Hasan Çelik’in 70 yıllık hayatında inşa ettiği anıların bulunduğu bu ev, sadece bir yapıdan ibaret değil. Anne ve babasından yadigar kalan miras, farklı kuşaklar boyunca aynı çatı altında yaşanarak, onlara ait hatıralarla dolup taşmış durumda. Evin içinde torunlarının çocukluklarından beri yaşadıkları anılar, aldıkları eğitimler ve birlikte geçirdikleri mutlu anlar bulunuyor. Bu koşullar altında, evin tahliye edileceği haberini alan aile, adeta yıkılmış bir vaziyette, haklarını savunmak için mücadele etmeye karar verdi.

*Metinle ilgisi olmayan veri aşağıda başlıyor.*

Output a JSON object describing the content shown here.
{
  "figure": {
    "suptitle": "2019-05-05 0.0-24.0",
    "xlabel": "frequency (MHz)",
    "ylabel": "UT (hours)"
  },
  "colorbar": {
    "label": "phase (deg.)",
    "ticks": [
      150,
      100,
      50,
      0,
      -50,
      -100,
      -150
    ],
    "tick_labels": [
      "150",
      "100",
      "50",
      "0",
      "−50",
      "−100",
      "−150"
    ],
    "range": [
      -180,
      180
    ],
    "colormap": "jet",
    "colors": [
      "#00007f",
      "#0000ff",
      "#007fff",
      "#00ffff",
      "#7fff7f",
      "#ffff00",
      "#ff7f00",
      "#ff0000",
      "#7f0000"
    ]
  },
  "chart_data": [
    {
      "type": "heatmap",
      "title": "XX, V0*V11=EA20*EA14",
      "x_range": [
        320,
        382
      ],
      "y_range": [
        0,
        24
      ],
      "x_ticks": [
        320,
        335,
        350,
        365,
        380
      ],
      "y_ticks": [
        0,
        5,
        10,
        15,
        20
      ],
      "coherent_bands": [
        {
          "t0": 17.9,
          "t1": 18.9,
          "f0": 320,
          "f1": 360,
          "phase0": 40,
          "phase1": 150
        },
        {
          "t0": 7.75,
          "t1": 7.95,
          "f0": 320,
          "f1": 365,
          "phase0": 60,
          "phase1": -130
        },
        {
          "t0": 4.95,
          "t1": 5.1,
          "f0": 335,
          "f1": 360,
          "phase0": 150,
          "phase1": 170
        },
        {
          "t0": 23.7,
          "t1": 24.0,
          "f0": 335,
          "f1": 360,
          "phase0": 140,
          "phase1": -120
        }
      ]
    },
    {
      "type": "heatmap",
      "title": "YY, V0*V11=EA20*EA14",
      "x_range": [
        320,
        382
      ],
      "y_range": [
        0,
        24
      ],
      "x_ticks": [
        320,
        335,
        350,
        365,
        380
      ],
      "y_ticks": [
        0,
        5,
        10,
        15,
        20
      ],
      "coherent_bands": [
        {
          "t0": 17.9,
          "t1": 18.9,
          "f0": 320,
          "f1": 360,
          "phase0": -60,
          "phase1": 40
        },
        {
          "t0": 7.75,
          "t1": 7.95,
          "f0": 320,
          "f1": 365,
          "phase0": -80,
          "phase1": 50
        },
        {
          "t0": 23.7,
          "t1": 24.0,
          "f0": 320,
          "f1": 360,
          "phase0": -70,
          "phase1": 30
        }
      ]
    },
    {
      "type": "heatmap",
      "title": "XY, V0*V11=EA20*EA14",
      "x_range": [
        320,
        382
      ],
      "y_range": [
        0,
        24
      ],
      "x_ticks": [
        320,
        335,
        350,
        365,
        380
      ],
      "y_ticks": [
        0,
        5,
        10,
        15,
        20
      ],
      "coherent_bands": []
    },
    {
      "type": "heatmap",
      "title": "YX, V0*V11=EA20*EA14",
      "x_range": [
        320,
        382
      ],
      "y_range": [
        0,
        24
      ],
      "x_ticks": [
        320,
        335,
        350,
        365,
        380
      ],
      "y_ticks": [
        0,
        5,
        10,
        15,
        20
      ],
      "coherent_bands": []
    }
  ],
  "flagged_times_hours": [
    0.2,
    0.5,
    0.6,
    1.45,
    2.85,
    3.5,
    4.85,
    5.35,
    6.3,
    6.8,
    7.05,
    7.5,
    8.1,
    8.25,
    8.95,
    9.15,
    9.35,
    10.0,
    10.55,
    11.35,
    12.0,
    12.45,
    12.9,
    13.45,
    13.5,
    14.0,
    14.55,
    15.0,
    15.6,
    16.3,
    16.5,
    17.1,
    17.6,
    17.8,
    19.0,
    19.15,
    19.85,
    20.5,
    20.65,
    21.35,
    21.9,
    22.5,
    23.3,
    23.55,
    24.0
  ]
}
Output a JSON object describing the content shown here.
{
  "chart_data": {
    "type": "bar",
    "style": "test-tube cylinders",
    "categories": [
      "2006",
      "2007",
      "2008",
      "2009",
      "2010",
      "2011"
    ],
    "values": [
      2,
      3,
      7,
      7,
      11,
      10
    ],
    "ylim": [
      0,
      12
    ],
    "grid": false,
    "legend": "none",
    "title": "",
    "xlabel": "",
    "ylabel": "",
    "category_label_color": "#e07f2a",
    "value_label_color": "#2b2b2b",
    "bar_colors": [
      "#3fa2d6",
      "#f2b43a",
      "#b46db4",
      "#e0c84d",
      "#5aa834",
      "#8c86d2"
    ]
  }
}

Aile bireyleri, kamuoyuna yaptıkları açıklamada, “Biz bu evde büyüdük, burada yaşadık. Tahliye edilmemiz, bizden sadece evimizi değil, aynı zamanda tüm anılarımızı da alır” dediler. Kamuoyuna duyurulan bu isyanın ardından, sosyal medyada pek çok destek mesajı da yağmaya başladı. Ailelerinin yaşadığı evin tahliye edilmemesi için destek veren birçok kişi, adaletin yerini bulması gerektiğini vurguluyor. Sosyal medya üzerinden yapılan paylaşımlarla, bu haklı isyanın daha geniş bir kitleye ulaşması sağlanmaya çalışılıyor.
Dedesi Hasan Çelik, yaşadığı adaletsizliği dile getirirken, “Bizim adalet arayışımız sadece kendimiz için değil, bu gibi durumlarda olan herkesi kapsıyor. Evimiz bizim için her şey; burada hainlik düşünmeden büyüdük, yaşlandık” ifadelerini kullandı. Onun gözlerinde, geçmişin derin bir izini taşıyan yaşanmışlıklar ve geleceğe dair bir umut var. Torunları ise dedelerinin yanında, aynı mücadeleyi sürdürmekte kararlı olduklarını belirtiyor. Aile üyeleri birbirleriyle dayanışma içinde hareket ederken, güçlerini birleştirerek bu durumu sona erdirmek için çalışıyorlar.
Bu durum, toplumsal dayanışmanın önemini bir kez daha gözler önüne seriyor. Yerel halk, dede ve torunların yanına giderek desteklerini sunarak, bu adaletsizliğin karşısında durmaya çalışıyor. Aileye yapılan sosyal medya destekleri, etkinlikler ve kampanyalarla da genişletiliyor. Aile, her geçen gün daha fazla insanın yanlarında olduğunu hissederken, bu durum onlara moral kaynağı oluyor.
Sonuç olarak, Hasan Çelik ve torunları, sadece kendileri için değil, hak arayışında olan herkes için mücadele ediyor. Bu mücadele hem adaletin yerini bulması hem de anıların korunması açısından büyük önem taşıyor. Dede ve torunları, evlerinin tahliye edilmemesi için çağrıda bulunarak, tarihsel ve kültürel değerleri korumanın önemine dikkat çekiyor. Haklı taleplerinin ilerleyen günlerde sonuç vermesi umuduyla, aile geçimlerini sağlamak ve anılarını yaşatmak adına toplumsal dayanışma ile bu zorlu mücadeleyi sürdürecekler. Talepleri ise açık; “Bizi evimizden çıkarmayın!”